Pharmaceutical Methods
Publishing Quality Research & Reviews
Opinion Article - (2022) Volume 13, Issue 2
Received: May 20, 2022, Manuscript No. PHMETHODS-22-66781; Editor assigned: May 23, 2022, Pre QC No. PHMETHODS-22-66781 (PQ); Reviewed: Jun 06, 2022, QC No. PHMETHODS-22-66781; Revised: Jun 13, 2022, Manuscript No. PHMETHODS-22-66781 (R); Published: Jun 21, 2022, DOI: 10.35248/2229-4708.22.13.231
Immune system of the body protects the body against harmful foreign molecules/tissue and also prevents the body against various infections. However, this protection can result in rejection of the transplanted tissue. This is happened as transplanted organ work as a foreign organ of the body, so body own immune system oppose this organ, which results into the rejection of the transplanted organ. So to prevent rejection of transplanted tissue/organ, it is requiring suppressing immune system of the body. In transplant patients, various immunosuppressant drugs are prescribed to suppress immune system and so prevent the rejection.

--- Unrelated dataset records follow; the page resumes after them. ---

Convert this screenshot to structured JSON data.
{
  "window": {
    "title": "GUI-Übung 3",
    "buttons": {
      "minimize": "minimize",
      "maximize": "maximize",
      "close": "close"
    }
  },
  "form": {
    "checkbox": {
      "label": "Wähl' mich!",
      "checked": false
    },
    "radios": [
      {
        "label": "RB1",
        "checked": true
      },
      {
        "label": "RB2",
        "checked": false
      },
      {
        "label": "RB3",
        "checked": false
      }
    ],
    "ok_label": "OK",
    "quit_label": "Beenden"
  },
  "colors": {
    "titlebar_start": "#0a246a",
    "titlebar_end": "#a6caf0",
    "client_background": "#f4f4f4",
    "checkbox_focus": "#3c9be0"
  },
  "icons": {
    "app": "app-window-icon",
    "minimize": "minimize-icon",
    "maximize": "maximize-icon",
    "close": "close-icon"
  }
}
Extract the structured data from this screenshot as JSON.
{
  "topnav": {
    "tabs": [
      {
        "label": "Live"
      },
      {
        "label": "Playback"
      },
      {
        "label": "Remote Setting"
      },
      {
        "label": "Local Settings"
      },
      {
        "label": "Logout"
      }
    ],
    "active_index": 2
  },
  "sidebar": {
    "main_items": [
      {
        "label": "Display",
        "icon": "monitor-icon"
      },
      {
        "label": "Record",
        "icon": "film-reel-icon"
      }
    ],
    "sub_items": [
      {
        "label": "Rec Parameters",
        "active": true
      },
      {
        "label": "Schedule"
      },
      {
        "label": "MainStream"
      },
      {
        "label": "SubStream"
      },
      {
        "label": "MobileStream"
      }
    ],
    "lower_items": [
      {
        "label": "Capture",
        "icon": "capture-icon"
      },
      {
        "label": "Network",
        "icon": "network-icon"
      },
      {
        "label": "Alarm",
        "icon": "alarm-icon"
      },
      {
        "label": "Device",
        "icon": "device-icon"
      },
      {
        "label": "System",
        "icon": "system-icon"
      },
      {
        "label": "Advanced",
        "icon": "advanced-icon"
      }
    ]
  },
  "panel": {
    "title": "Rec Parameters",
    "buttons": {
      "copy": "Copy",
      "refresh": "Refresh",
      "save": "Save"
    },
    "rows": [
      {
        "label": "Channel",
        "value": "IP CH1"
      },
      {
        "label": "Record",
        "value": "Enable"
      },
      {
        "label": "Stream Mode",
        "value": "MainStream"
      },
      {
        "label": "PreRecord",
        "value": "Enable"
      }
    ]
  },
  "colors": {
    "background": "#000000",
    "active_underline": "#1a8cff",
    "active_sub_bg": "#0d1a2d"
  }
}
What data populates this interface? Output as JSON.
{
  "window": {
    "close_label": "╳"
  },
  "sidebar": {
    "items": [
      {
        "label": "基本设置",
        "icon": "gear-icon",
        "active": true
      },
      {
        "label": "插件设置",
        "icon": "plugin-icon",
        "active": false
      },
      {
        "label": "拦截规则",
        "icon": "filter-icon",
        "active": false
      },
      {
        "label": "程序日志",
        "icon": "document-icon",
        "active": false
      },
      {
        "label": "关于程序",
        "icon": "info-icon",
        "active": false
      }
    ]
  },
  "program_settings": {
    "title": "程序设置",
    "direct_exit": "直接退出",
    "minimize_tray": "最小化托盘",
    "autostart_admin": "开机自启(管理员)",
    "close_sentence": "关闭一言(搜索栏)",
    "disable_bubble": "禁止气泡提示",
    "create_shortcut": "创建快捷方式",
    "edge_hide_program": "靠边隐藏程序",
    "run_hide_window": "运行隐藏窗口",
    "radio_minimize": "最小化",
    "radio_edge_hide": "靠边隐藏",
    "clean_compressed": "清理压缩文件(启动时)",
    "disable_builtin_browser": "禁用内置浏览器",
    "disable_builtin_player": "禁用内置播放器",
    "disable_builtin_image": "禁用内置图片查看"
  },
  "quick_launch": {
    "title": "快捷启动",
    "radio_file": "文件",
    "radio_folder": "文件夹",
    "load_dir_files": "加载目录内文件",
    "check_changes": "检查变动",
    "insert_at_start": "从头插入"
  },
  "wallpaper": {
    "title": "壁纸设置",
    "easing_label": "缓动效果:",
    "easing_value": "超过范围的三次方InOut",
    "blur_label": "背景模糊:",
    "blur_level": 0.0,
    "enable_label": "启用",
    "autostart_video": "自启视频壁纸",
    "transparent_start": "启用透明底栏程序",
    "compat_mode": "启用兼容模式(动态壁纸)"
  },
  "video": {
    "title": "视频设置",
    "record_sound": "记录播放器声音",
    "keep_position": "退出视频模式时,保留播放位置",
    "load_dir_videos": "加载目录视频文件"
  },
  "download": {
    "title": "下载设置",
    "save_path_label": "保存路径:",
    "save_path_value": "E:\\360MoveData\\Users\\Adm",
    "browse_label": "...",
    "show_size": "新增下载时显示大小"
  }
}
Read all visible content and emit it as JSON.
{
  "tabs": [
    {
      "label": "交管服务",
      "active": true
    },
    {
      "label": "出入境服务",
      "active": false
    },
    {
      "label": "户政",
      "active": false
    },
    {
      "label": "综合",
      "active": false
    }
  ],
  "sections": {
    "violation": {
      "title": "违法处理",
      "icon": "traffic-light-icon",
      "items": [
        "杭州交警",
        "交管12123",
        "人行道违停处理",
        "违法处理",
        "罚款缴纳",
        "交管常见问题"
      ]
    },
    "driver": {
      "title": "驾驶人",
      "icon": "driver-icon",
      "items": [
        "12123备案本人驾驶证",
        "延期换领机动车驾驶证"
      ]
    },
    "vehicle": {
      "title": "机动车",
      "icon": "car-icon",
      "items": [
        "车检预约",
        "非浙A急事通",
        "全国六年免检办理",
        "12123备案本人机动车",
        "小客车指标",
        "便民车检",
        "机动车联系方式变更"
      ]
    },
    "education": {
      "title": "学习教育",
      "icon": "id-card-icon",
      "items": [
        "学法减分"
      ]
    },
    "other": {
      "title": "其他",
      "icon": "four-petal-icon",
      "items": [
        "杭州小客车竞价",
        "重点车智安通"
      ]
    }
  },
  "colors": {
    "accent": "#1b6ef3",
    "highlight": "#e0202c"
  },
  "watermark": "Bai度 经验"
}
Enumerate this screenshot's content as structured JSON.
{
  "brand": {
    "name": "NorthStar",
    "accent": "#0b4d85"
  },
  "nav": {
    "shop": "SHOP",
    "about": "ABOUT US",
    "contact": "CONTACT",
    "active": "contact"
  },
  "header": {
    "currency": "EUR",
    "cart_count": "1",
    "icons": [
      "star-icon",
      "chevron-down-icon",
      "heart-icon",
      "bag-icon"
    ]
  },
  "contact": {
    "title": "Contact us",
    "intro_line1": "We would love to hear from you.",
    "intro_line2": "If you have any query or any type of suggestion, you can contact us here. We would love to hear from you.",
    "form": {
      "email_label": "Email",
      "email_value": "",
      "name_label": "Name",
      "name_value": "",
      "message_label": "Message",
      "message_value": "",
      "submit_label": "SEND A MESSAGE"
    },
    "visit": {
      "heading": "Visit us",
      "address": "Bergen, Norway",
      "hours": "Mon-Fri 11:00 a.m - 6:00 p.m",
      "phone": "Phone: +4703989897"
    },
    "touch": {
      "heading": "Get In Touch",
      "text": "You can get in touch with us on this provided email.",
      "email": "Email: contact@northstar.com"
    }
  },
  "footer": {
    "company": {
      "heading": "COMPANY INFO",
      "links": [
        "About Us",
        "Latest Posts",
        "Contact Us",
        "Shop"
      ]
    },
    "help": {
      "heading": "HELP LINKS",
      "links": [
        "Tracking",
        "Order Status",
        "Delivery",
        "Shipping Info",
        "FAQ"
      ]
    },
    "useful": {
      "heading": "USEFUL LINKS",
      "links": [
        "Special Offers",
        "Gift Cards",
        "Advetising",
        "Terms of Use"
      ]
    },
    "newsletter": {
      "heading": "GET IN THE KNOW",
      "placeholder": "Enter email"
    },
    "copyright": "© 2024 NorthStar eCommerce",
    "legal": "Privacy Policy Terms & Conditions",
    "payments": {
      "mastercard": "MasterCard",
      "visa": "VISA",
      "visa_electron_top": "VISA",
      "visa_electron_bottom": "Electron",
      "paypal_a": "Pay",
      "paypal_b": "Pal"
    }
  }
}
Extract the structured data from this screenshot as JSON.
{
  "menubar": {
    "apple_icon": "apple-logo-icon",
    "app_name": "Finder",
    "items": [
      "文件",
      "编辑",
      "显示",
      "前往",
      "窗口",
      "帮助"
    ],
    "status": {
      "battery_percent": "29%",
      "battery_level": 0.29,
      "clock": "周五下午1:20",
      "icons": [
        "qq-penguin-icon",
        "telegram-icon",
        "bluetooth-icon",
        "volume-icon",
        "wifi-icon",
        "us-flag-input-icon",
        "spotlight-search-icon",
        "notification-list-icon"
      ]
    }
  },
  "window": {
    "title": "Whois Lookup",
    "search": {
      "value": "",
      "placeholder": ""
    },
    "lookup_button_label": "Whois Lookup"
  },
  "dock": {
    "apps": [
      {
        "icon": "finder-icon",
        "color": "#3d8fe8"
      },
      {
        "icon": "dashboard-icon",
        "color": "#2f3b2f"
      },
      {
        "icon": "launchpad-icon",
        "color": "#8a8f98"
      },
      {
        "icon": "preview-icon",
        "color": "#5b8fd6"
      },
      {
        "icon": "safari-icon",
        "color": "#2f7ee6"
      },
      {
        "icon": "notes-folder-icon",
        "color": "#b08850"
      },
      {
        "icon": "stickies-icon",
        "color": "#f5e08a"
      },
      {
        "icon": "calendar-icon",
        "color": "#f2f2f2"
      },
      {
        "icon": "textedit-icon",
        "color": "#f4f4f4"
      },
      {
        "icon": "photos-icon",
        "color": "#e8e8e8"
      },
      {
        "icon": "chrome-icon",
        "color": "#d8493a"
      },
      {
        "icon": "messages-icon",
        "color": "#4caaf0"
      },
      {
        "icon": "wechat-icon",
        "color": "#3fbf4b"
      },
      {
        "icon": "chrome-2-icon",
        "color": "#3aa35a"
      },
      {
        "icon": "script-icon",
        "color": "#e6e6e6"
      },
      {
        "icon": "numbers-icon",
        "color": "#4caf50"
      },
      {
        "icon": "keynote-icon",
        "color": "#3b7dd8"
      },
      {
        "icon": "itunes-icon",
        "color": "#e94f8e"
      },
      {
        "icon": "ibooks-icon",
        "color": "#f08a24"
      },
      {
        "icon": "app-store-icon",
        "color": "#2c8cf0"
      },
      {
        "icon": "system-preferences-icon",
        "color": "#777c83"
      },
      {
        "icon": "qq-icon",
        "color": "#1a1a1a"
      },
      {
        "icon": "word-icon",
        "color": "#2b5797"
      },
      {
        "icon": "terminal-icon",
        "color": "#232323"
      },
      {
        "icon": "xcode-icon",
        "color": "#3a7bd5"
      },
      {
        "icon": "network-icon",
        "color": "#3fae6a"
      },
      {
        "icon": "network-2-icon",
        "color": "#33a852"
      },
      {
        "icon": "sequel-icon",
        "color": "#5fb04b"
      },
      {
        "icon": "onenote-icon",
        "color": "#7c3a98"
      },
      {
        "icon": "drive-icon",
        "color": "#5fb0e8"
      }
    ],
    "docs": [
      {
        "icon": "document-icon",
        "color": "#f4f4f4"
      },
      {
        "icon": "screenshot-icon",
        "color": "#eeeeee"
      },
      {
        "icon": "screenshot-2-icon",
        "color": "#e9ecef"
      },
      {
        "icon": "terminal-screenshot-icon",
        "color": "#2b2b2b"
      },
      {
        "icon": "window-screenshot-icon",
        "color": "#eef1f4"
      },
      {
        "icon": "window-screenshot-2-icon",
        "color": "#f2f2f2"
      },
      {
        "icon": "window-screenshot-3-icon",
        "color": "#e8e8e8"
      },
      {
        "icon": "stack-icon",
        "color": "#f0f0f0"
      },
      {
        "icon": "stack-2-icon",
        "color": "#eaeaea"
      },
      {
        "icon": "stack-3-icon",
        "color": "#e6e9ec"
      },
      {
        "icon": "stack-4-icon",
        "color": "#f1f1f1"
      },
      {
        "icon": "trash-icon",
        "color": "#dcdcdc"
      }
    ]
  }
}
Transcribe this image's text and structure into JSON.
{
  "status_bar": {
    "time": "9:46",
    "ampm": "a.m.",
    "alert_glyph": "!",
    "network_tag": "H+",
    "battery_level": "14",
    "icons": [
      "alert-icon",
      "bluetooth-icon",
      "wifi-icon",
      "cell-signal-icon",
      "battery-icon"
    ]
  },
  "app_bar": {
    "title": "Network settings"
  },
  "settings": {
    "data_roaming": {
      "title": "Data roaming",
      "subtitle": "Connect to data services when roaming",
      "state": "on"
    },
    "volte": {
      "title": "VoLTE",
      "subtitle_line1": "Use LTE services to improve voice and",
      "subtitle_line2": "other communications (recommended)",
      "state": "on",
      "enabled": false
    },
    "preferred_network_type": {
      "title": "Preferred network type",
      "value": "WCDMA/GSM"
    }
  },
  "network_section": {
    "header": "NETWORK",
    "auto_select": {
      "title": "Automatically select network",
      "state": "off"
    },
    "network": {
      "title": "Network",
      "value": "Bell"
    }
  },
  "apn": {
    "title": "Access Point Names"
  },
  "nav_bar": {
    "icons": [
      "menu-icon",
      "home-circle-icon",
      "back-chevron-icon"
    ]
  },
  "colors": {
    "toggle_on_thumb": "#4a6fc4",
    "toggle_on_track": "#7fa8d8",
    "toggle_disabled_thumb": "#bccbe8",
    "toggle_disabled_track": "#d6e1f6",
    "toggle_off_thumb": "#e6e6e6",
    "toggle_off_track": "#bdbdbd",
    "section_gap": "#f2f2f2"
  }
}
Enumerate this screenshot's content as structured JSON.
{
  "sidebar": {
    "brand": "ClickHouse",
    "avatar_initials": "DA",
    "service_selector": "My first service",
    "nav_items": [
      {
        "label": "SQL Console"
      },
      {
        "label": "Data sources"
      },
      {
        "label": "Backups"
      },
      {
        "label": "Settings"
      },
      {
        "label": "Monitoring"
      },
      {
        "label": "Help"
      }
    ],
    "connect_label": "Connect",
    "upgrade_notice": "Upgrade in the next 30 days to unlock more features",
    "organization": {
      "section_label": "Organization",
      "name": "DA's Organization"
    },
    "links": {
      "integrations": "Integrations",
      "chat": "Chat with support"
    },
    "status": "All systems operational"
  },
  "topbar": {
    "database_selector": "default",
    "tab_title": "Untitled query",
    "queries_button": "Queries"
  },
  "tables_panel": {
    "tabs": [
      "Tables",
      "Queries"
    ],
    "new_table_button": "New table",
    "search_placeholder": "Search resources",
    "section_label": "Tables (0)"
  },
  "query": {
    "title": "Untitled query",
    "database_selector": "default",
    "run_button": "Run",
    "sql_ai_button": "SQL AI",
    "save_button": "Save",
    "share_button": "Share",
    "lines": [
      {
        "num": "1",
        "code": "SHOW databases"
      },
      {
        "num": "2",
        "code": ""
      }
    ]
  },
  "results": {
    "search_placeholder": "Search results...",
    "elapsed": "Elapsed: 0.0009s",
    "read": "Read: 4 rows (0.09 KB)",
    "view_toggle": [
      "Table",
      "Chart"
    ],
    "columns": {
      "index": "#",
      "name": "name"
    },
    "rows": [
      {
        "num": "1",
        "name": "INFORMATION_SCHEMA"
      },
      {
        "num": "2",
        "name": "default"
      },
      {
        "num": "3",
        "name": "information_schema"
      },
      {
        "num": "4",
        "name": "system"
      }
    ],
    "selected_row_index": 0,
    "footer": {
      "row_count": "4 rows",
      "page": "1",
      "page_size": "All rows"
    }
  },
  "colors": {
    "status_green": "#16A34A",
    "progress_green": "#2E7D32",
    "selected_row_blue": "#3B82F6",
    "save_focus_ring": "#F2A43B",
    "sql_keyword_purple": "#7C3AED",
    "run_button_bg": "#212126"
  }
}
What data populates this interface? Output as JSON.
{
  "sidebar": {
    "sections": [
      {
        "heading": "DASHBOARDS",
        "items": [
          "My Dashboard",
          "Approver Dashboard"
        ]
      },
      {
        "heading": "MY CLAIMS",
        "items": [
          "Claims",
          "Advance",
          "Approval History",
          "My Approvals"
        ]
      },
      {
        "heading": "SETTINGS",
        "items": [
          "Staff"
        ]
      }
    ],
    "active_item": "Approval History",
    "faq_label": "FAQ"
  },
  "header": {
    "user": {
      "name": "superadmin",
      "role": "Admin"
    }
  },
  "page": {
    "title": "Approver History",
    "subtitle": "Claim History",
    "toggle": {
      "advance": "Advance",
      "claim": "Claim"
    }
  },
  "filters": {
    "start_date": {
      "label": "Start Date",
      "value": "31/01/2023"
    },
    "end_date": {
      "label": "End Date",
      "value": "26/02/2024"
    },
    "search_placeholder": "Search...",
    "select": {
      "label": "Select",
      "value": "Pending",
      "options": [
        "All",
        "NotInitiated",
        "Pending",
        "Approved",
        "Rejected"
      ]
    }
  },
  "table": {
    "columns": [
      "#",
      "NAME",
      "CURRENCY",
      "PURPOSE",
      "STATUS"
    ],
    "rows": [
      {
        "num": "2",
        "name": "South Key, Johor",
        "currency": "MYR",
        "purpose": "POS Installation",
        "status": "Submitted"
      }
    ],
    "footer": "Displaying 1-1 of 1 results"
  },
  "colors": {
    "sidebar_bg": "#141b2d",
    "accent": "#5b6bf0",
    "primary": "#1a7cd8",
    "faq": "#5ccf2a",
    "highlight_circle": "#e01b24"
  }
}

Few commonly used immunosuppressant drugs are described as below:
Induction antibody
Preparations:
Muromonab-CD3 (OKT3) Muromonab-CD3 is a murine monoclonal antibody and is synthesized by hybridoma technology.
Use:
Muromonab-CD3 is used for treatment of corticosteroid-resistant acute allograft rejection in cardiac and hepatic transplant patients, for acute rejection of renal allograft, and to deplete T cells from donor bone marrow prior to transplantation.
Mechanism of action:
OKT3 produce its immunosuppressant drug effect by binding the T-cell receptor-associated CD3 glycoprotein, leading to initial activation and cytokine release, followed by blockade of function and T-cell depletion.
Adverse effects:
It produces anaphylactic reactions, infections, high fever, cerebral edema, seizures, aseptic meningitis, encephalopathy, and headache. Because of more adverse effects of OKT3 and development of more tolerable rabbit anti-thymocyte globulin and IL-2 receptor antagonists, OKT3 is rarely used for transplant patients.
Anti-thymocyte Globulin (ATG)
Based on derived source, ATG is divided into two types; one is derived from horses (ATGAM) and second is rabbits (thymoglobulin) derived.
Use:
In combination with other immunosuppressive agents, ATG is used to prevent early allograft rejection at the time of transplantation. ATG is also used to treat corticosteroid-resistant acute rejection and severe rejection episodes. Intraoperative administration of ATG was associated with a lower incidence of Delayed Graft Function (DGF) and shorter hospital stay.
Mechanism of action:
They produce their immunosuppressant effect by binding to various cell surface markers, leads to complement dependent lysis of lymphocytes.
Adverse effects:
Chills, skin rashes, fever, thrombocytopenia, leucopenia, and infections due to CMV or other viruses will be produced after the usage of ATG. Several studies conducted to compare thyroglobulin with ATGAM shows that thymoglobulin was associated with better graft survival and more effective in preventing rejection, than ATGAM.
IL-2-receptor antagonists IL-2 receptor
Antibodies are Daclizumab and Basiliximab. Basiliximab is consists of 75% human protein and 25% murine, and hence it is designated as “chimerized”. While Daclizumab is consist of 90% human protein, and hence it is designated as “humanized.”
Use:
IL-2-receptor antagonists are used as a prophylaxis in low-to-moderate risk renal transplantation recipients in combination with CyA and corticosteroids to prevent acute rejection after transplant.
Mechanism of action:
Daclizumab and Basiliximab are anti-CD25 antibodies. They bind to α chain of the IL-2 receptor on activated T cells and interfere with the proliferation of T cells. Basiliximab is about 10-fold more potent than daclizumab. Blockade of this receptor foils the ability of any antigenic stimulus to activate the T-cell response system.
Adverse effects:
Both daclizumab and basiliximab are well tolerated. Commonly observed adverse event with this class of drug is related to GI tract.